– Не бойся, – говорил он, не оборачиваясь, – я о тебе позабочусь.

Томмазо отпил воды. Когда он глотнул, его лицо сморщилось от боли: наверное, он слишком долго говорил и в горле у него пересохло, но он не пожаловался на это.

– А потом начали умирать пальмы, – продолжал он. – Среди крестьян разнесся слух, что жук теперь взялся за оливы. Это было бы катастрофой. Приняли превентивные меры: пальмы стали уничтожать. На ферме росла только одна, возможно, ты ее не помнишь.

Но я ее помнила. Я помнила все.

– Она была не очень высокая. Каждый год на ней созревали клейкие, несъедобные финики. Чезаре ломал голову, что же с ней делать. Ходил вокруг нее, разглядывал со всех сторон. Он не считал, что у растений есть душа в полном смысле этого слова, но наиболее крупные из них вызывали у него инстинктивное уважение.

В июле накатила невыносимая жара. Сирокко поднимал в воздух тучи пересохшей, измельчившейся земли и кружил ее, словно пыль. Возможно, Чезаре принял это за знак свыше, которого он ждал, или же испугался, что ветер занесет с юга вредителей. Так или иначе, но однажды утром мы услышали жужжание пилы и, выглянув из-под навеса, увидели, что он стоит на верхней ступеньке лестницы, приставленной к пальме. Он спиливал ветки одну за другой. А со стволом пришлось повозиться: он был слишком гладкий, пила соскальзывала. Раз или два мне показалось, что она вырвалась из рук Чезаре.

Берн сжал кулаки и уперся ими в стол:

– Ничего у него не выйдет.

Но Чезаре сделал на стволе зарубку и сумел аккуратно распилить его. Какое-то мгновение верхушка пальмы еще смотрела в небо. Потом накренилась в сторону, противоположную зарубке, и рухнула.

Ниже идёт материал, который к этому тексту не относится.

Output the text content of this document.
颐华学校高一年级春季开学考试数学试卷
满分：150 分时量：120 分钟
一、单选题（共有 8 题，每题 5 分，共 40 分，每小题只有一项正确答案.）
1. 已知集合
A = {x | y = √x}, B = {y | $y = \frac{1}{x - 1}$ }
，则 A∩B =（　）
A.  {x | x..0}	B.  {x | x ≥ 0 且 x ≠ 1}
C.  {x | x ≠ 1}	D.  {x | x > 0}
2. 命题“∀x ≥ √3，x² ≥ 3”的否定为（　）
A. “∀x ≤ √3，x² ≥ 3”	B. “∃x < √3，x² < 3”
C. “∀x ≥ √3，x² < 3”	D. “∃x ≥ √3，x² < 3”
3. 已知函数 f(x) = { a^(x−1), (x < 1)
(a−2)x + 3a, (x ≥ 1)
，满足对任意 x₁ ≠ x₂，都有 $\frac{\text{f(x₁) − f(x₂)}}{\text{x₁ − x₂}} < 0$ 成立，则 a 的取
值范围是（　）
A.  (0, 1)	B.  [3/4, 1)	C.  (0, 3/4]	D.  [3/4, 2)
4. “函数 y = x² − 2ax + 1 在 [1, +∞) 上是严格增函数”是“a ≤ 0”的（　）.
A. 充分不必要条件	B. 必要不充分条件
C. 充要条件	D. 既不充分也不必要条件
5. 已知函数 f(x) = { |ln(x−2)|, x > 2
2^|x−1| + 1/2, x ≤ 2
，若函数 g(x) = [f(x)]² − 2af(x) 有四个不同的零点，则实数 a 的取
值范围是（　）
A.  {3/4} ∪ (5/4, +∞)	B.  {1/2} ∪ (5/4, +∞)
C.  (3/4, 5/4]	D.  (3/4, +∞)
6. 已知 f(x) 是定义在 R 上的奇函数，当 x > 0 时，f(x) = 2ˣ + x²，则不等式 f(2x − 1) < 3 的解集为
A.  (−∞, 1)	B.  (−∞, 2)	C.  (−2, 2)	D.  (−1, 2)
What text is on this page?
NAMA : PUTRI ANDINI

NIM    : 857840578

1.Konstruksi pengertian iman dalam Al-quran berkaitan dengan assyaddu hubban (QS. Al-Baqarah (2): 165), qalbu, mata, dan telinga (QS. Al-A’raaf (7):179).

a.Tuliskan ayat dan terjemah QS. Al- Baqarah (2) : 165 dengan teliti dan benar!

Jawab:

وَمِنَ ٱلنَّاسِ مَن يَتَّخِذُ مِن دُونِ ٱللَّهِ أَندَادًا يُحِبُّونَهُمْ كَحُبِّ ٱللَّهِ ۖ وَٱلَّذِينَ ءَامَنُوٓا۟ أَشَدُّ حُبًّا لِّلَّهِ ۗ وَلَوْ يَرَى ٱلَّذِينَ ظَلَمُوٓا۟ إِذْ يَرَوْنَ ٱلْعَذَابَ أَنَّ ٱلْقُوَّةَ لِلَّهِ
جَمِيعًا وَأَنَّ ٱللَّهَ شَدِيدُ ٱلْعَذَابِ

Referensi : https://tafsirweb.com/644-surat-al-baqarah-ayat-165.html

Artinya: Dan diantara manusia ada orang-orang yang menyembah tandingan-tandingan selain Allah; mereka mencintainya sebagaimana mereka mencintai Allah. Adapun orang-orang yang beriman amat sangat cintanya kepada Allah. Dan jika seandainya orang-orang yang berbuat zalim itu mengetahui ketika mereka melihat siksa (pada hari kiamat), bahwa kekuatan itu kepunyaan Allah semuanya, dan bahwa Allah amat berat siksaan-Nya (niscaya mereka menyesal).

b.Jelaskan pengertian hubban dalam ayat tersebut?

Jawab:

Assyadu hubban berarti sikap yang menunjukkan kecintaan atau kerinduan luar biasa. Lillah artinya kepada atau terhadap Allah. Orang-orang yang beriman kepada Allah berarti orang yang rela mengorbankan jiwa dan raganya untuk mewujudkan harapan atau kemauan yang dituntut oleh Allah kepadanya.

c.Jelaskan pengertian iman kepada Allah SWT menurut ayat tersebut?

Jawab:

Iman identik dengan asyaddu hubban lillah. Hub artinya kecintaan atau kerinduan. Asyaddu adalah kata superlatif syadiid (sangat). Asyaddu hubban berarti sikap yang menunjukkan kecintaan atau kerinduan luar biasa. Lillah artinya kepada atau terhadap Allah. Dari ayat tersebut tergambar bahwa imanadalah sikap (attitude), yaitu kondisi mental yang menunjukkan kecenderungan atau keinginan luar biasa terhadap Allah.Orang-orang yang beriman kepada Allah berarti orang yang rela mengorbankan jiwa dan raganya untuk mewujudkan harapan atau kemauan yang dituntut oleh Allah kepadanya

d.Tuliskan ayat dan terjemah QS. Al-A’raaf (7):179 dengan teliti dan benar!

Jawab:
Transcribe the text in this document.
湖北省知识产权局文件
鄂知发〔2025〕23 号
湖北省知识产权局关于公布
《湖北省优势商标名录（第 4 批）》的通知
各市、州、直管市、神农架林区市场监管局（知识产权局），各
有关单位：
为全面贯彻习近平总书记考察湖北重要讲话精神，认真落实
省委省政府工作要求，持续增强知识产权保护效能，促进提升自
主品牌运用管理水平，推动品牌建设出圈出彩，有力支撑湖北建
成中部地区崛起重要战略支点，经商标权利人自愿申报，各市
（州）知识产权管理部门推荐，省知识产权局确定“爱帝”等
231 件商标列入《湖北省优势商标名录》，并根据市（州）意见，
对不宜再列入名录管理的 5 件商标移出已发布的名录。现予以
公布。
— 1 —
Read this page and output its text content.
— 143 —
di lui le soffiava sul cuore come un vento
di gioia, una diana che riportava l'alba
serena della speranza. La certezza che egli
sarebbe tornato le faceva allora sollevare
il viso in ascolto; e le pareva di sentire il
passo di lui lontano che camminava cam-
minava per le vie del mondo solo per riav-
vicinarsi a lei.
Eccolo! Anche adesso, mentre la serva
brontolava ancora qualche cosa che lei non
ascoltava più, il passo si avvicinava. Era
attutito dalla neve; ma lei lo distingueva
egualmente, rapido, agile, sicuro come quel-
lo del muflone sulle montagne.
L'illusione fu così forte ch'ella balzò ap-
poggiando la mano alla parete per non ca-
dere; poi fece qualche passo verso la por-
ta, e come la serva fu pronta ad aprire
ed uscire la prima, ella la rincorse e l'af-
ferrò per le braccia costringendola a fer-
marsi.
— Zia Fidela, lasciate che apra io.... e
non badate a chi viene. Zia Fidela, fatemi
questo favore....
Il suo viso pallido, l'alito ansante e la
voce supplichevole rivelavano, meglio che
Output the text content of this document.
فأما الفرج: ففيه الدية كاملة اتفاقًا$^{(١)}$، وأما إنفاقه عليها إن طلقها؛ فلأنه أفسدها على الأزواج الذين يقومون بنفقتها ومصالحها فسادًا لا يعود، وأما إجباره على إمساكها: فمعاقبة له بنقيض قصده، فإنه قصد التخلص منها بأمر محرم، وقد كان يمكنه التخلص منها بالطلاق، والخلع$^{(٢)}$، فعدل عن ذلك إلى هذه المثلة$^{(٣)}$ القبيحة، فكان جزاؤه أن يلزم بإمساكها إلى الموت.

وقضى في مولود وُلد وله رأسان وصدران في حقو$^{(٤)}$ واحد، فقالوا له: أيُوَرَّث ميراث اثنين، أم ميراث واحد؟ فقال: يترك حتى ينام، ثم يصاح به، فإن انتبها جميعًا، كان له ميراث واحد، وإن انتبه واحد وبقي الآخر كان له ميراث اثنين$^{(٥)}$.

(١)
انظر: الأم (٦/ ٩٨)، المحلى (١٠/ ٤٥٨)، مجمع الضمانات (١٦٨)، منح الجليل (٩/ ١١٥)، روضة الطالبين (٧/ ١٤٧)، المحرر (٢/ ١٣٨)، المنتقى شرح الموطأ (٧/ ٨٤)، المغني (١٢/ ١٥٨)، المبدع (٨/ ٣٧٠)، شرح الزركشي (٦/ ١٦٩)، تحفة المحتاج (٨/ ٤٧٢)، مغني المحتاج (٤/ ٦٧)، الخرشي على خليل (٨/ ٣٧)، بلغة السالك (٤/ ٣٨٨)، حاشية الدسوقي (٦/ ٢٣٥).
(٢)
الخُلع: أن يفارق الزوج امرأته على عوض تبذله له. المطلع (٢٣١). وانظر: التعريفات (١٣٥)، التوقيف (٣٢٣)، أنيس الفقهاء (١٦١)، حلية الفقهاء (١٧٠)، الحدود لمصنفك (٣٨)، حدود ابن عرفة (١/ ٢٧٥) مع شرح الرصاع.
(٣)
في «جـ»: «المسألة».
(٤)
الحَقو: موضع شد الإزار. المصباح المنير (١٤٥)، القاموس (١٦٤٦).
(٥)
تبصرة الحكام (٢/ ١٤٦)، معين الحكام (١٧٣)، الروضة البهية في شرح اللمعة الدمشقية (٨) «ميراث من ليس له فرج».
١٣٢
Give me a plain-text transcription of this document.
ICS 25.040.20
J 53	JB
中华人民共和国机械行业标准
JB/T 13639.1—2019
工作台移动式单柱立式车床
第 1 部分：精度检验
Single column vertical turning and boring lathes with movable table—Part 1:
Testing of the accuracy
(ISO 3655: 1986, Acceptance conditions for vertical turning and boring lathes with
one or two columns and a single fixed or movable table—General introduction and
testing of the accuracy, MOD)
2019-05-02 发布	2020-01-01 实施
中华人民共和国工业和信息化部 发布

Чезаре обвязал ствол веревкой. Другой конец закрепил вокруг пояса. Надо было найти место, где ничего не росло, чтобы сжечь труп пальмы. Чезаре протащил его несколько метров, а потом вскрикнул и упал на одно колено: у него не хватало сил.

– Мы должны помочь ему, – сказал я. Сердце у меня бешено колотилось. Я боялся, что, пока мы сидим и наблюдаем за ним из-под навеса, он сломает позвоночник. Я встал и шагнул к нему, но Берн удержал меня за руку.

– Еще не время, – сказал он.

Чезаре поднялся на ноги, обвязал веревкой спину и попробовал толкать ствол. Ствол дернулся, но Чезаре опять свалился на землю: его одолел кашель.

– Берн, он покалечится!

Берн вдруг словно проснулся. Мы направились к Чезаре. Берн протянул ему руку, чтобы помочь подняться, затем осторожно тронул платком взмокший от пота лоб.

– Ты позволишь нам ходить в школу, – сказал он.

– Что ты надеешься там найти, Берн?

Голос у Чезаре был страдальческий – не только из-за непомерного напряжения и приступа кашля.

– Ты позволишь нам ходить в школу, – повторил Берн, коснувшись его спины, на которой веревка оставила багровый след.

– Я столько молился о тебе. Днем и ночью. Молил Господа, чтобы он вновь просветлил твое сердце. Помнишь у Экклезиаста: «Во многом знании много печали».

Берн отирал ему пот на шее и на груди – если бы он проявлял такую же нежность ко мне!

– Ты сделаешь это?

Чезаре покусывал обветренные губы.

– Если таково твое желание… – прошептал он.

Но Берн еще с ним не закончил.

– Ты позволишь нам выходить в город вместе с Николой, в том числе и по вечерам, всякий раз, когда нам захочется. И будешь отдавать нам часть денег, которые получаешь на наше содержание.

В глазах Чезаре что-то промелькнуло:

– Так значит, вот в чем дело? В деньгах?

– Ты это сделаешь? – настаивал Берн, успевший тем временем надеть веревку на себя.

– Да.

– Томми, принеси из сарая еще одну веревку.